RASA cemas dan gusar yang menghantui para astronom asing di
berbagai lokasi penelitian sehari sebelum GMT, lenyap seketika.
Walau ramalan Badan Meteorologi & Geofisika menyebut daerah
lintas GMT berawan banyak dan di sekitar Yogyakarta terjadi
hujan setempat, langit pada 11 Juni itu sangat cerah. Bahkan
sampai GMT usai, langit tetap cemerlang.
"Luar biasa, saya terharu,' ujar Bill Thuem, peneliti dari
Cyress Club, Texas, sambil menangis. "Fantastis, sungguh
fantastis," komentar Dr. Gunn Akerlindh dari Swedia yang
meneliti di Tuban. Pengamat asing di Cepu mengangkat toast
meluapkan rasa gembiranya. "Astaga, orang Indonesia kok sembunyi
dari keindahan tata surya," kata tiga turis Selandia Baru yang
menjadi pengamat amatir di Surabaya.
Sebagian peneliti asing itu sudah kembali ke negerinya. Hasil
pengamatan tentang berbagai sifat matahari akan digodok dalam
laboratorium di negaranya masing-masing. Hasilnya baru diketahui
3 bulan lagi, kalaupun itu diumumkan.
Hasil penelitian ahli Indonesia dari berbagai disiplin ilmu kini
juga sedang dianalisa, terutama yang "agak ruwet" seperti tata
surya, atmosfir, dan pembelotan cahaya. Hanya penelitian yang
menyangkut akibat GMT bagi binatang dan tumbuh-tumbuhan sudah
diketahui, walau hasil sementara. Hasil akhir masih menunggu
diskusi dan pencocokan hasil di berbagai tempat yang berbeda.

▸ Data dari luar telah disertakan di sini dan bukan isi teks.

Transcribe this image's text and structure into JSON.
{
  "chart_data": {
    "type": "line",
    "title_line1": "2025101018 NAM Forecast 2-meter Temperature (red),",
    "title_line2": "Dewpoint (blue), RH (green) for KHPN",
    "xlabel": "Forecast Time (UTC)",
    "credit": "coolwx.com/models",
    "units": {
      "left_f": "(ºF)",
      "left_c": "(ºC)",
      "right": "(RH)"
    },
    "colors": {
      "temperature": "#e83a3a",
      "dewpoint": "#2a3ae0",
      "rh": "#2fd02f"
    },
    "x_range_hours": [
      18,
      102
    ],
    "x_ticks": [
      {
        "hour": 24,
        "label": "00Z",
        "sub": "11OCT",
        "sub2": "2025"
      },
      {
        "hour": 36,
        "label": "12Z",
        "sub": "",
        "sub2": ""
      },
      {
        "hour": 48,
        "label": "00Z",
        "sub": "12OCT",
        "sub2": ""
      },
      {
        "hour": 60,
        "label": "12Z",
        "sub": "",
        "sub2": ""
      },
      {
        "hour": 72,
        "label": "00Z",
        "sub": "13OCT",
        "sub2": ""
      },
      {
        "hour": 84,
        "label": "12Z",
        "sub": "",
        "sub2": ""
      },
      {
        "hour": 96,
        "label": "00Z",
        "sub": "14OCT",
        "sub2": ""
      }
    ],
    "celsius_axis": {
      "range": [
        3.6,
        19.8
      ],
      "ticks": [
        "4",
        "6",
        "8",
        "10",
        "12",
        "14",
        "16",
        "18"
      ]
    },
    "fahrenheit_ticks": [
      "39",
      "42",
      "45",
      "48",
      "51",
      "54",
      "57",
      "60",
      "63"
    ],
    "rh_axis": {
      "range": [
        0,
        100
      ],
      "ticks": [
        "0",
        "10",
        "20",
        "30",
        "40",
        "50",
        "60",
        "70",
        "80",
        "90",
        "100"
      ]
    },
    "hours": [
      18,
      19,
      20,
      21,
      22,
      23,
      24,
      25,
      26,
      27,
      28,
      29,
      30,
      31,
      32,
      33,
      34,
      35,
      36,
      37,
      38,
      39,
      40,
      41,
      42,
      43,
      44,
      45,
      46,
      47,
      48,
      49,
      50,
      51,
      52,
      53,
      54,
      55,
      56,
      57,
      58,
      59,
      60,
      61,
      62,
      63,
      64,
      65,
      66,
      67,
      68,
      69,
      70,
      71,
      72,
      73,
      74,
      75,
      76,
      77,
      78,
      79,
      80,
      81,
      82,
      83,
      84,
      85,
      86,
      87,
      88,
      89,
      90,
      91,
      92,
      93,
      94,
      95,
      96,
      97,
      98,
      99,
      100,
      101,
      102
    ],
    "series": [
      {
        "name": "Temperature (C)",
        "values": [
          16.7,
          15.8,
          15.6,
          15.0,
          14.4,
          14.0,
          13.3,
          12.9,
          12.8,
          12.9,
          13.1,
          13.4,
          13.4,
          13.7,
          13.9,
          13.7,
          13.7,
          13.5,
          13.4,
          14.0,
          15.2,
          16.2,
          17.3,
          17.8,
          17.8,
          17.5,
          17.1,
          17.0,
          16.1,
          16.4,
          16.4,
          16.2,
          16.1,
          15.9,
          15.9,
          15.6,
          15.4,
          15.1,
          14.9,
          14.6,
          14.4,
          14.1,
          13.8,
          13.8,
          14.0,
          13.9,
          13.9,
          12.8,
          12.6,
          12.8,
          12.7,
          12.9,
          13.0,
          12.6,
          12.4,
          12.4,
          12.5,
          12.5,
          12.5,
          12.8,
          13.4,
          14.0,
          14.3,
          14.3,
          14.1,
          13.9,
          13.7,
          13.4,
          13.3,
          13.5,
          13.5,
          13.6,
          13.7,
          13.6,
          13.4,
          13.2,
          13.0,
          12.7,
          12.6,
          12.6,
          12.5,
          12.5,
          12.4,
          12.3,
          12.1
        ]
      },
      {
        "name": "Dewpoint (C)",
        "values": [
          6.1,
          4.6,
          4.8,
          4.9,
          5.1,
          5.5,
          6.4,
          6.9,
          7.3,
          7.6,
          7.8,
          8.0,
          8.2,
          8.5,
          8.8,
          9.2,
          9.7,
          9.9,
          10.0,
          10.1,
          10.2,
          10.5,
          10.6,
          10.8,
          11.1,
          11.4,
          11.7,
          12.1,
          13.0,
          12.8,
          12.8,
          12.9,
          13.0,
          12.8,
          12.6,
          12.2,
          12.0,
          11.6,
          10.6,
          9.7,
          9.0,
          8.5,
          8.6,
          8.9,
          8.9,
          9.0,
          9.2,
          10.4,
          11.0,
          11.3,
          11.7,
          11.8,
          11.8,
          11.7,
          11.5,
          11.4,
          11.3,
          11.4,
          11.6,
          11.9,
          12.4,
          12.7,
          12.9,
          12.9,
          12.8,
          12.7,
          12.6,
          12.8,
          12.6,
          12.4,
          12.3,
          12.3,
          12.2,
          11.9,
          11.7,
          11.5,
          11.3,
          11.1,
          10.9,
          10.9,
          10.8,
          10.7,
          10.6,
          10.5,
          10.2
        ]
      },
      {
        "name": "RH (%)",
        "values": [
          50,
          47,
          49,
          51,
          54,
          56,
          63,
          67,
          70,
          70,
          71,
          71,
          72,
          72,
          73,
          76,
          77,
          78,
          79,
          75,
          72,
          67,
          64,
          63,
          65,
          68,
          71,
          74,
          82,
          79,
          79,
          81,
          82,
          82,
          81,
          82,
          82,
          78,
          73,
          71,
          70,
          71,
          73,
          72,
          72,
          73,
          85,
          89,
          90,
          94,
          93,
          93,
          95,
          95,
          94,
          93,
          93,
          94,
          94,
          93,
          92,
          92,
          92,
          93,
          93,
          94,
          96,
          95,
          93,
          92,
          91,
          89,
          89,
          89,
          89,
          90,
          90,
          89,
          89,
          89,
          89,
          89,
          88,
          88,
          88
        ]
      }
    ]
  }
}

Daun putri malu, yang biasa menguncup malam hari, ternyata juga
"tidur" selama GMT yang 5 menit itu. "Lihat, memang ada
reaksinya, nah menguncup," kata Dr. Djalal Tanjung dari UGM yang
meneliti di Parangtritis. Di Pangandaran, putri malu diteliti
juga oleh ITB. Kebun Binatang Surabaya (KBS) juga melakukan
penelitian serupa. Hasilnya sama: daunnya mengatup saat GMT dan
mekar kembali setelah GMT.
Ayam juga diteliti di Parangtritis, Pangandaran, dan KBS.
Kesimpulannya sama, ayam terpengaruh GMT, dan pulang ke kandang
di saat keremangan itu tiba. Berbagai jenis burung, yang diamati
di tiga lokasi penelitian itu, bereaksi sama seperti di malam
hari.
Yang berbeda adalah kelelawar. Di Pangandaran, tim Universitas
Nasional Jakarta mencatat, "ada yang keluar dari sarangnya saat
GMT. Di Surabaya, tim yang dipimpin Drh. Sudharto menemukan,
"kelelawar beterbangan dari sarangnya saat GMT, dan tidur lagi
ketika sinar mulai terang." Hasil penelitian di Yogyakarta lain.

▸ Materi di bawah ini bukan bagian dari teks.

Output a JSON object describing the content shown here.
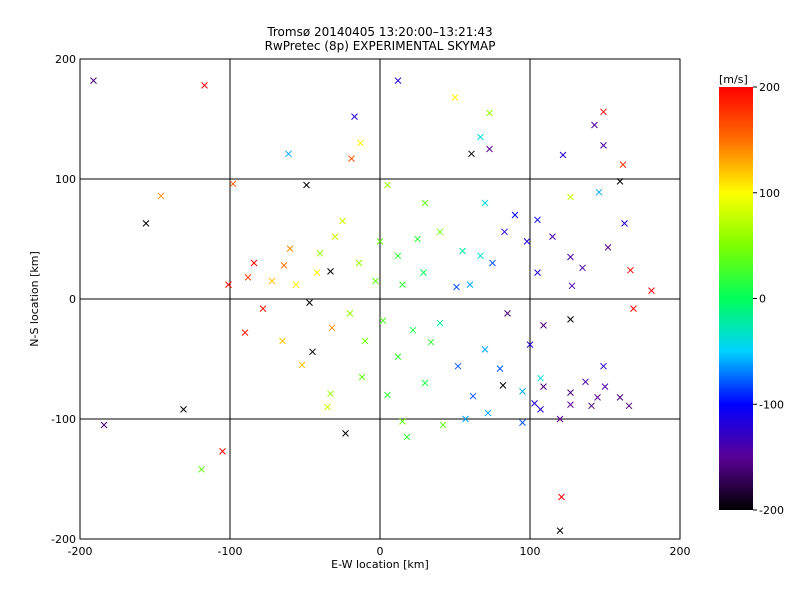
{
  "chart_data": {
    "type": "scatter",
    "title": "Tromsø 20140405 13:20:00–13:21:43",
    "subtitle": "RwPretec (8p) EXPERIMENTAL SKYMAP",
    "xlabel": "E-W location [km]",
    "ylabel": "N-S location [km]",
    "xlim": [
      -200,
      200
    ],
    "ylim": [
      -200,
      200
    ],
    "x_ticks": [
      "-200",
      "-100",
      "0",
      "100",
      "200"
    ],
    "y_ticks": [
      "200",
      "100",
      "0",
      "-100",
      "-200"
    ],
    "grid_lines": [
      -100,
      0,
      100
    ],
    "colorbar": {
      "label": "[m/s]",
      "range": [
        -200,
        200
      ],
      "tick_labels": [
        "200",
        "100",
        "0",
        "-100",
        "-200"
      ],
      "colors": [
        "#000000",
        "#5a0096",
        "#0000ff",
        "#00d2ff",
        "#00ff5a",
        "#7dff00",
        "#ffff00",
        "#ff6e00",
        "#ff0000"
      ]
    },
    "marker_legend": {
      "small": "dot",
      "large": "x"
    },
    "points": [
      {
        "x": -191,
        "y": 182,
        "v": -160,
        "m": "x"
      },
      {
        "x": -117,
        "y": 178,
        "v": 200,
        "m": "x"
      },
      {
        "x": 12,
        "y": 182,
        "v": -120,
        "m": "x"
      },
      {
        "x": 50,
        "y": 168,
        "v": 100,
        "m": "x"
      },
      {
        "x": 149,
        "y": 156,
        "v": 200,
        "m": "x"
      },
      {
        "x": 73,
        "y": 155,
        "v": 60,
        "m": "x"
      },
      {
        "x": -17,
        "y": 152,
        "v": -120,
        "m": "x"
      },
      {
        "x": 143,
        "y": 145,
        "v": -140,
        "m": "x"
      },
      {
        "x": 67,
        "y": 135,
        "v": -40,
        "m": "x"
      },
      {
        "x": -13,
        "y": 130,
        "v": 100,
        "m": "x"
      },
      {
        "x": 149,
        "y": 128,
        "v": -140,
        "m": "x"
      },
      {
        "x": -19,
        "y": 117,
        "v": 160,
        "m": "x"
      },
      {
        "x": -61,
        "y": 121,
        "v": -60,
        "m": "x"
      },
      {
        "x": 61,
        "y": 121,
        "v": -200,
        "m": "x"
      },
      {
        "x": 73,
        "y": 125,
        "v": -150,
        "m": "x"
      },
      {
        "x": 122,
        "y": 120,
        "v": -120,
        "m": "x"
      },
      {
        "x": 162,
        "y": 112,
        "v": 180,
        "m": "x"
      },
      {
        "x": -98,
        "y": 96,
        "v": 160,
        "m": "x"
      },
      {
        "x": -49,
        "y": 95,
        "v": -200,
        "m": "x"
      },
      {
        "x": 160,
        "y": 98,
        "v": -200,
        "m": "x"
      },
      {
        "x": -146,
        "y": 86,
        "v": 140,
        "m": "x"
      },
      {
        "x": 127,
        "y": 85,
        "v": 80,
        "m": "x"
      },
      {
        "x": 146,
        "y": 89,
        "v": -60,
        "m": "x"
      },
      {
        "x": -156,
        "y": 63,
        "v": -200,
        "m": "x"
      },
      {
        "x": 105,
        "y": 66,
        "v": -100,
        "m": "x"
      },
      {
        "x": 163,
        "y": 63,
        "v": -120,
        "m": "x"
      },
      {
        "x": -30,
        "y": 52,
        "v": 80,
        "m": "x"
      },
      {
        "x": 40,
        "y": 56,
        "v": 40,
        "m": "x"
      },
      {
        "x": 83,
        "y": 56,
        "v": -120,
        "m": "x"
      },
      {
        "x": 98,
        "y": 48,
        "v": -120,
        "m": "x"
      },
      {
        "x": 115,
        "y": 52,
        "v": -140,
        "m": "x"
      },
      {
        "x": -60,
        "y": 42,
        "v": 140,
        "m": "x"
      },
      {
        "x": -40,
        "y": 38,
        "v": 60,
        "m": "x"
      },
      {
        "x": 127,
        "y": 35,
        "v": -140,
        "m": "x"
      },
      {
        "x": 152,
        "y": 43,
        "v": -150,
        "m": "x"
      },
      {
        "x": 67,
        "y": 36,
        "v": -40,
        "m": "x"
      },
      {
        "x": -84,
        "y": 30,
        "v": 200,
        "m": "x"
      },
      {
        "x": -64,
        "y": 28,
        "v": 150,
        "m": "x"
      },
      {
        "x": -42,
        "y": 22,
        "v": 100,
        "m": "x"
      },
      {
        "x": -33,
        "y": 23,
        "v": -200,
        "m": "x"
      },
      {
        "x": 29,
        "y": 22,
        "v": 0,
        "m": "x"
      },
      {
        "x": 105,
        "y": 22,
        "v": -120,
        "m": "x"
      },
      {
        "x": 135,
        "y": 26,
        "v": -140,
        "m": "x"
      },
      {
        "x": 167,
        "y": 24,
        "v": 200,
        "m": "x"
      },
      {
        "x": -101,
        "y": 12,
        "v": 200,
        "m": "x"
      },
      {
        "x": -88,
        "y": 18,
        "v": 170,
        "m": "x"
      },
      {
        "x": -72,
        "y": 15,
        "v": 120,
        "m": "x"
      },
      {
        "x": -56,
        "y": 12,
        "v": 100,
        "m": "x"
      },
      {
        "x": 51,
        "y": 10,
        "v": -80,
        "m": "x"
      },
      {
        "x": 60,
        "y": 12,
        "v": -60,
        "m": "x"
      },
      {
        "x": 128,
        "y": 11,
        "v": -140,
        "m": "x"
      },
      {
        "x": 181,
        "y": 7,
        "v": 200,
        "m": "x"
      },
      {
        "x": 169,
        "y": -8,
        "v": 200,
        "m": "x"
      },
      {
        "x": -78,
        "y": -8,
        "v": 190,
        "m": "x"
      },
      {
        "x": -47,
        "y": -3,
        "v": -200,
        "m": "x"
      },
      {
        "x": 85,
        "y": -12,
        "v": -160,
        "m": "x"
      },
      {
        "x": 127,
        "y": -17,
        "v": -200,
        "m": "x"
      },
      {
        "x": 109,
        "y": -22,
        "v": -160,
        "m": "x"
      },
      {
        "x": -32,
        "y": -24,
        "v": 140,
        "m": "x"
      },
      {
        "x": -90,
        "y": -28,
        "v": 190,
        "m": "x"
      },
      {
        "x": -45,
        "y": -44,
        "v": -200,
        "m": "x"
      },
      {
        "x": 100,
        "y": -38,
        "v": -120,
        "m": "x"
      },
      {
        "x": 34,
        "y": -36,
        "v": 20,
        "m": "x"
      },
      {
        "x": -52,
        "y": -55,
        "v": 120,
        "m": "x"
      },
      {
        "x": 52,
        "y": -56,
        "v": -80,
        "m": "x"
      },
      {
        "x": 149,
        "y": -56,
        "v": -120,
        "m": "x"
      },
      {
        "x": 107,
        "y": -66,
        "v": -40,
        "m": "x"
      },
      {
        "x": 82,
        "y": -72,
        "v": -200,
        "m": "x"
      },
      {
        "x": 137,
        "y": -69,
        "v": -140,
        "m": "x"
      },
      {
        "x": 150,
        "y": -73,
        "v": -140,
        "m": "x"
      },
      {
        "x": 109,
        "y": -73,
        "v": -160,
        "m": "x"
      },
      {
        "x": 127,
        "y": -78,
        "v": -160,
        "m": "x"
      },
      {
        "x": 95,
        "y": -77,
        "v": -60,
        "m": "x"
      },
      {
        "x": -33,
        "y": -79,
        "v": 60,
        "m": "x"
      },
      {
        "x": 5,
        "y": -80,
        "v": 20,
        "m": "x"
      },
      {
        "x": 62,
        "y": -81,
        "v": -80,
        "m": "x"
      },
      {
        "x": 145,
        "y": -82,
        "v": -150,
        "m": "x"
      },
      {
        "x": 127,
        "y": -88,
        "v": -150,
        "m": "x"
      },
      {
        "x": 166,
        "y": -89,
        "v": -160,
        "m": "x"
      },
      {
        "x": 103,
        "y": -87,
        "v": -120,
        "m": "x"
      },
      {
        "x": 141,
        "y": -89,
        "v": -160,
        "m": "x"
      },
      {
        "x": 160,
        "y": -82,
        "v": -160,
        "m": "x"
      },
      {
        "x": 107,
        "y": -92,
        "v": -120,
        "m": "x"
      },
      {
        "x": -131,
        "y": -92,
        "v": -200,
        "m": "x"
      },
      {
        "x": 57,
        "y": -100,
        "v": -60,
        "m": "x"
      },
      {
        "x": 120,
        "y": -100,
        "v": -150,
        "m": "x"
      },
      {
        "x": 15,
        "y": -102,
        "v": 40,
        "m": "x"
      },
      {
        "x": 95,
        "y": -103,
        "v": -80,
        "m": "x"
      },
      {
        "x": 42,
        "y": -105,
        "v": 40,
        "m": "x"
      },
      {
        "x": -184,
        "y": -105,
        "v": -160,
        "m": "x"
      },
      {
        "x": -23,
        "y": -112,
        "v": -200,
        "m": "x"
      },
      {
        "x": 18,
        "y": -115,
        "v": 20,
        "m": "x"
      },
      {
        "x": -105,
        "y": -127,
        "v": 200,
        "m": "x"
      },
      {
        "x": -119,
        "y": -142,
        "v": 40,
        "m": "x"
      },
      {
        "x": 121,
        "y": -165,
        "v": 200,
        "m": "x"
      },
      {
        "x": 120,
        "y": -193,
        "v": -200,
        "m": "x"
      },
      {
        "x": 0,
        "y": 48,
        "v": 40,
        "m": "x"
      },
      {
        "x": 12,
        "y": 36,
        "v": 20,
        "m": "x"
      },
      {
        "x": -14,
        "y": 30,
        "v": 60,
        "m": "x"
      },
      {
        "x": 15,
        "y": 12,
        "v": 20,
        "m": "x"
      },
      {
        "x": -3,
        "y": 15,
        "v": 40,
        "m": "x"
      },
      {
        "x": -20,
        "y": -12,
        "v": 60,
        "m": "x"
      },
      {
        "x": 2,
        "y": -18,
        "v": 30,
        "m": "x"
      },
      {
        "x": 22,
        "y": -26,
        "v": 10,
        "m": "x"
      },
      {
        "x": -10,
        "y": -35,
        "v": 50,
        "m": "x"
      },
      {
        "x": 12,
        "y": -48,
        "v": 20,
        "m": "x"
      },
      {
        "x": 40,
        "y": -20,
        "v": -20,
        "m": "x"
      },
      {
        "x": 70,
        "y": -42,
        "v": -60,
        "m": "x"
      },
      {
        "x": 25,
        "y": 50,
        "v": 20,
        "m": "x"
      },
      {
        "x": 55,
        "y": 40,
        "v": -20,
        "m": "x"
      },
      {
        "x": 75,
        "y": 30,
        "v": -80,
        "m": "x"
      },
      {
        "x": -25,
        "y": 65,
        "v": 80,
        "m": "x"
      },
      {
        "x": 30,
        "y": 80,
        "v": 40,
        "m": "x"
      },
      {
        "x": 70,
        "y": 80,
        "v": -40,
        "m": "x"
      },
      {
        "x": 90,
        "y": 70,
        "v": -100,
        "m": "x"
      },
      {
        "x": 5,
        "y": 95,
        "v": 60,
        "m": "x"
      },
      {
        "x": -65,
        "y": -35,
        "v": 120,
        "m": "x"
      },
      {
        "x": -12,
        "y": -65,
        "v": 40,
        "m": "x"
      },
      {
        "x": 30,
        "y": -70,
        "v": 10,
        "m": "x"
      },
      {
        "x": 80,
        "y": -58,
        "v": -80,
        "m": "x"
      },
      {
        "x": -35,
        "y": -90,
        "v": 80,
        "m": "x"
      },
      {
        "x": 72,
        "y": -95,
        "v": -60,
        "m": "x"
      }
    ]
  }
}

"Ternyata kelelawar tidak dipengaruhi oleh sinar, tetapi siklus
lingkungan. Binatang itu tetap tidur saat GMT. Jadi tak
berpengaruh," kata Gabriel Padu dari IKIP Yogyakarta. Menurut
rencana akan diadakan diskusi mengenai kelelawar ini.

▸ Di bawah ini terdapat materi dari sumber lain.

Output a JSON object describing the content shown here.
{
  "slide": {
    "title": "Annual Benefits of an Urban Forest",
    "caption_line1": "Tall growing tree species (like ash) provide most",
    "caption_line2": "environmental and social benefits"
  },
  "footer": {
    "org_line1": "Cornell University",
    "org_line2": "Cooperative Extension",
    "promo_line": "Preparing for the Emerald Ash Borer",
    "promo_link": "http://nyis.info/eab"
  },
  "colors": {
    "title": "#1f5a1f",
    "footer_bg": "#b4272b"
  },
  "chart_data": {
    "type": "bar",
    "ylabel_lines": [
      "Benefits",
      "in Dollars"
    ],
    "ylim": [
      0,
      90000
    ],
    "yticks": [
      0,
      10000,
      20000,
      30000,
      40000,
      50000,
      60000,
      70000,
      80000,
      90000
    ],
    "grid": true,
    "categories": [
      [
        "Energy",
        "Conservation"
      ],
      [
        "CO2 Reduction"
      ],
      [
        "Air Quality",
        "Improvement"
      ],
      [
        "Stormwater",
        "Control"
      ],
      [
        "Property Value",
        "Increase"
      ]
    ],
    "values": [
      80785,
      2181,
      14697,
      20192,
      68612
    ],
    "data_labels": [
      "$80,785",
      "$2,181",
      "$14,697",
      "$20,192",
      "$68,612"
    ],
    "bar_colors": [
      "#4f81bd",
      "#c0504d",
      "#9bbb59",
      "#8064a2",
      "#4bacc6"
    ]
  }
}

Binatang seperti harimau, babi hutan, dan ular pada saat gerhana
bergerak seperti di malam hari. Hasil penelitian di Kebun
Binatang Surabaya sama dengan di Kebun Binatang Gembira Loka,
Yogyakarta.
Binatang lain seperti jenis kera, rusa, gajah, belum diketahui
persis. Di KBS maupun di Gembira Loka -- juga di KB Ragunan,
binatang ini menunjukkan kegelisahan. Tapi apakah itu karena GMT
atau peneliti yang mendekat, masih "dianalisa". Kesulitannya
karena semua jenis binatang itu berada di kebun binatang yang
peka terhadap penonton.
Penelitian tentan pengaruh GMT terhadap tinggi tubuh dan daya
remas tangan, yang menurut rencana akan dilakukan dr. Agoes
Supriyo dan dr. Budi Sampoerno dari UGM, dibatalkan. "Gerhana
total terlalu singkat untuk itu, bukan karena penelitian itu
mengada-ada," kata Dr. Sugeng Martopo, koordinator peneliti GMT
dari UGM.
Tim ITB di Pangandaran merasa sukses merekam shado band GMT.
Ir. Reka Rio yang memimpin perekaman ini sangat gembira. "Dari
lima gerhana matahari total di dunia yang diperhatikan shadow
band-nya, baru dua yang berhasil dideteksi," kata dosen elektro
ITB ini. Shadow band adalah kejadian yang mirip kita saksikan
di lantai dasar kolam, jika air beriak. Pada waktu GMT,
perubahan suhu daratan secara tiba-tiba melahirkan gelombang
lapisan udara. Ini mempengaruhi sinar matahari mencapai bumi.
Terjadi interferensi yang mengakibatkan adanya shadow band itu.
Ini terjadi sekitar satu menit sebelum dan sesudah GMT. "Ini
deteksi ketiga shadow band yang berhasil dan yang pertama
direkam dengan video," kata Reka Rio. Rekaman ini dapat
menerangkan, bagaimana perubahan lapisan udara yang terjadi
akibat GMT dan sangat berguna untuk para ahli cuaca dan
astronom.
Gempa kecil pada saat gerhana, 11 Juni, ternyata tak begitu
menarik para ahli. Baik peneliti asing, maupun ahli Indonesia
seperti Bambang Hidayat, Sugeng Martopo, M.T. Zen yang
diwawancarai TEMPO sependapat, "gempa hanya kebetulan saja."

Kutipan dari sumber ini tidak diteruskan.